Inside, the family prefers to live surrounded by a well-burnished past. The antiques and furnishings have no fidelity to a particular time: In an entryway, which has floors made of local green-and-white diamond travertine laid by the monks, hangs a 17th-century tapestry by the Flemish artist David Teniers II, whose pastoral influence can be seen in the Rococo work of the French painter Antoine Watteau. Nearby sits a curvy Art Nouveau-inflected wooden rocking chair, its seat covered with mustard linen appliquéd with white fabric swirls. In a parlor, an 18th-century painting depicts the Battle of Montaperti, the 1260 clash between the Guelphs and the Ghibellines in which Siena defeated Florence, as described by Dante in his “Inferno.” In the hunting lodge, a one-room outbuilding several hundred yards from the main house (the family hunts pheasant twice a year, and keeps a kennel of trained dogs for that purpose), there are vintage campaign chairs, coffee-table books about antique pistols, wall-mounted rams’ horns and 19th-century dioramas of taxidermied pheasants.

In addition to shooting parties, the family’s social life has long revolved around the Palio, a historic horse race held in Siena since medieval times on July 2 and Aug. 16. Ten jockeys ride bareback, attired in the colors of the city’s contrade, or wards.
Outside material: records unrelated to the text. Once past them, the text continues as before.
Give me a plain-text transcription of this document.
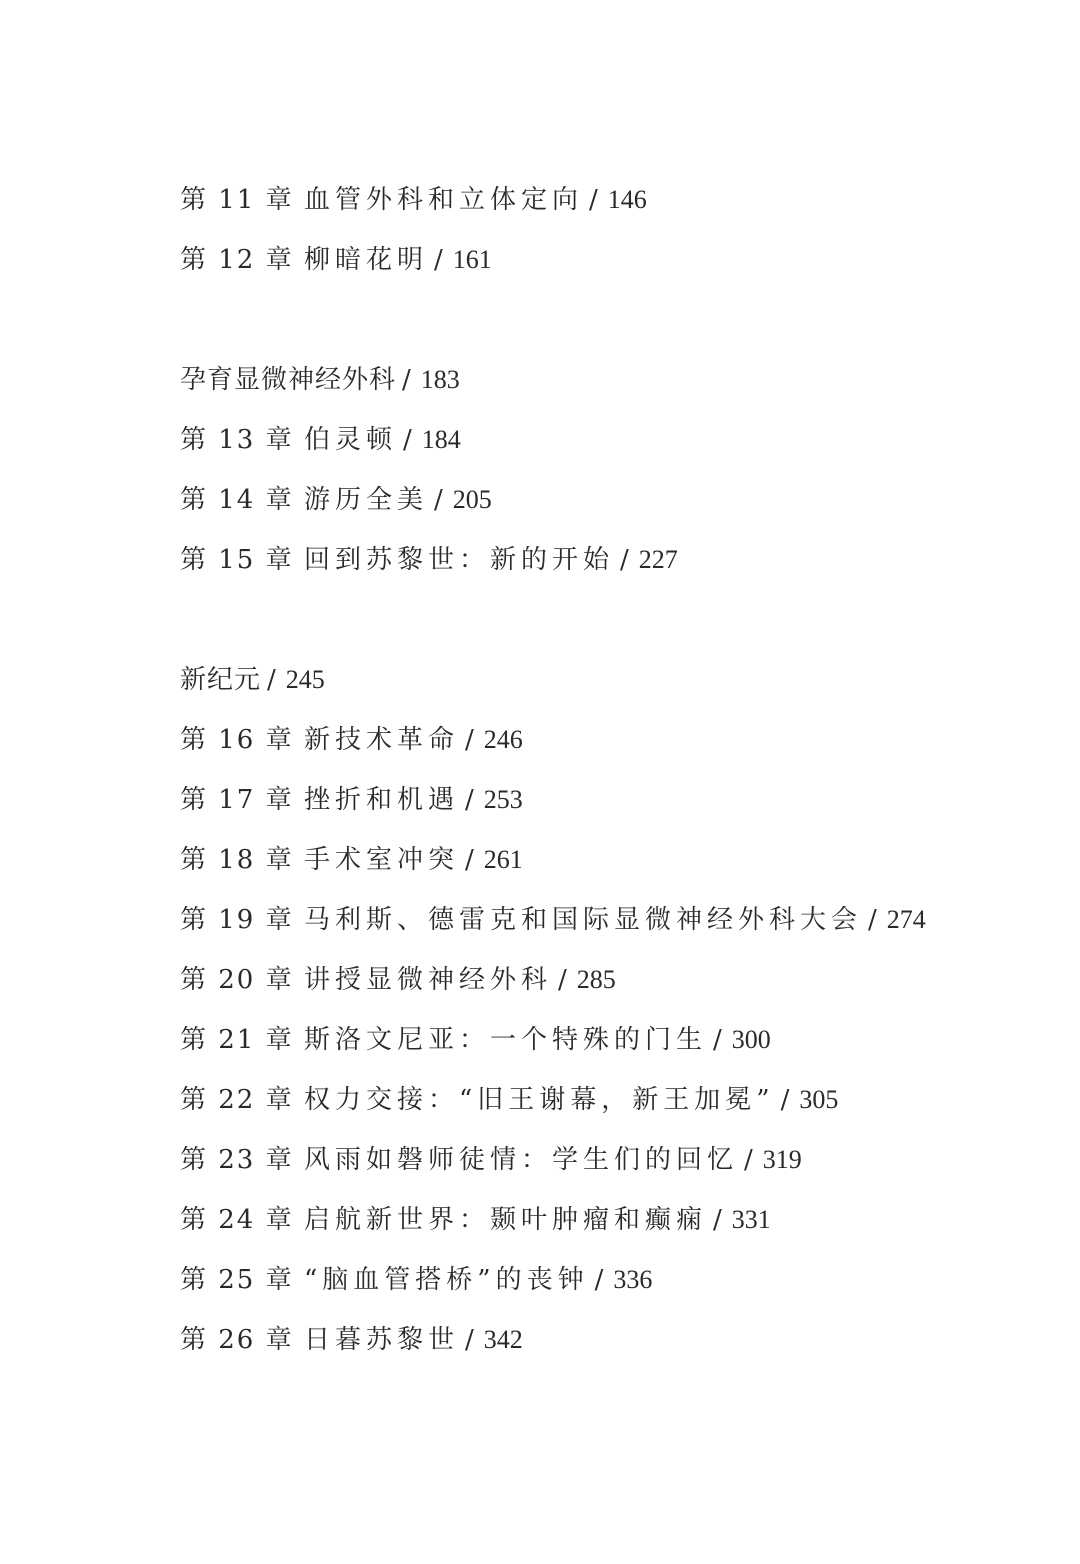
第 11 章 血管外科和立体定向 / 146
第 12 章 柳暗花明 / 161
孕育显微神经外科 / 183
第 13 章 伯灵顿 / 184
第 14 章 游历全美 / 205
第 15 章 回到苏黎世：新的开始 / 227
新纪元 / 245
第 16 章 新技术革命 / 246
第 17 章 挫折和机遇 / 253
第 18 章 手术室冲突 / 261
第 19 章 马利斯、德雷克和国际显微神经外科大会 / 274
第 20 章 讲授显微神经外科 / 285
第 21 章 斯洛文尼亚：一个特殊的门生 / 300
第 22 章 权力交接：“旧王谢幕，新王加冕” / 305
第 23 章 风雨如磐师徒情：学生们的回忆 / 319
第 24 章 启航新世界：颞叶肿瘤和癫痫 / 331
第 25 章 “脑血管搭桥”的丧钟 / 336
第 26 章 日暮苏黎世 / 342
The Caovillas have become an integral part of this local celebration, in which each of the old families in the area — the Frescobaldis, the Antinoris — throws a huge party. Their event takes place on the day of the race, with Paola decorating the tables in the colors of the winning team. As if to preserve these fleeting moments of summer, Paola converted the former monks’ cells along a lengthy hall into a series of guest bedrooms, each decorated with antique velvet banners — embroidered with animals like unicorns, eagles or owls — associated with a particular riding team. The banners, in dusky shades of umber and olive, reflect the warm and vivid landscape outside, as well as a deep sense of familial pride. That relative newcomers like the Caovillas have become part of the ancient region’s landscape and history is certainly a testament to their infectious joie de vivre, but also to their dedication in adopting Tuscan traditions into their home as well as their hearts. “Over the years, people here have become very respectful of our family,” says Edoardo, “and of what we have done.” And so, the lush emotional terroir of an age-old European aristocracy continues on in a small but meaningful way: A piece of the land belongs to you, but you also belong to it.